Someone offline told me they were surprised to see me boost recent @font.awesome announcements given my history with icon fonts.
-
Someone offline told me they were surprised to see me boost recent @font.awesome announcements given my history with icon fonts.
I get that: I’ve publicly criticized icon fonts. They created and maintain the most popular icon font. “Font” is right in the name.
Some quick thoughts… (1/5)
-
I’m a designer first and a developer second. My favorite thing to design is iconography. They’ve designed 33k icons that feel good together. Most organizations can’t design a dozen icons that feel good together. It’s pretty astounding. (2/5)
-
Their icon font predates any popular understanding of that technique’s shortcomings by a few years. They do a ton to support SVG as a valid alternative. The “Web Fonts vs SVG” page of their docs is super fair.

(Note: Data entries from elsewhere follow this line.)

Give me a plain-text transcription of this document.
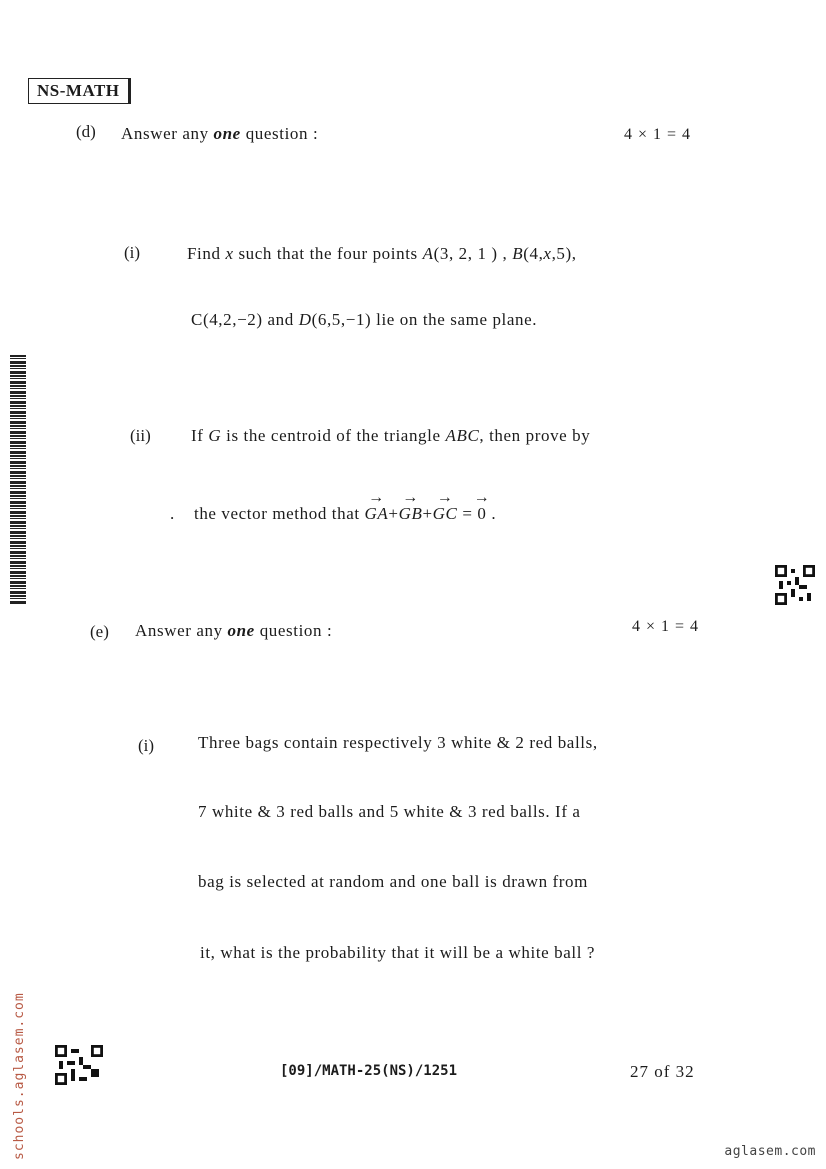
NS-MATH
(d) Answer any one question :	4 × 1 = 4
(i)	Find x such that the four points A(3, 2, 1 ) , B(4,x,5),
C(4,2,−2) and D(6,5,−1) lie on the same plane.
(ii) If G is the centroid of the triangle ABC, then prove by
. the vector method that → GA+→ GB+→ GC = → 0 .
(e) Answer any one question :	4 × 1 = 4
(i)	Three bags contain respectively 3 white & 2 red balls,
7 white & 3 red balls and 5 white & 3 red balls. If a
bag is selected at random and one ball is drawn from
it, what is the probability that it will be a white ball ?
[09]/MATH-25(NS)/1251	27 of 32
aglasem.com
schools.aglasem.com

And while they could have easily given up on customers who still dislike SVG for whatever reason, they haven’t: They offer accessibility and subsetting options that are a lot more sophisticated than what came before. (3/5)
-
Everyone I’ve met or follow who works there has been talented and kind. While my writing about icon fonts drew plenty of criticism (see https://tylersticka.com/journal/burned-by-my-own-hot-take/), they haven’t directed any negativity my way. (4/5)
-
TL;DR: Font Awesome’s value goes beyond a `.woff2` file, they seem really nice, and their decision to support and elevate projects like @eleventy and Shoelace (now Web Awesome) is really exciting. (5/5)
-
Zach Leatherman :11ty:replied to Tyler Sticka last edited by
@tylersticka @eleventy appreciate you, Tyler!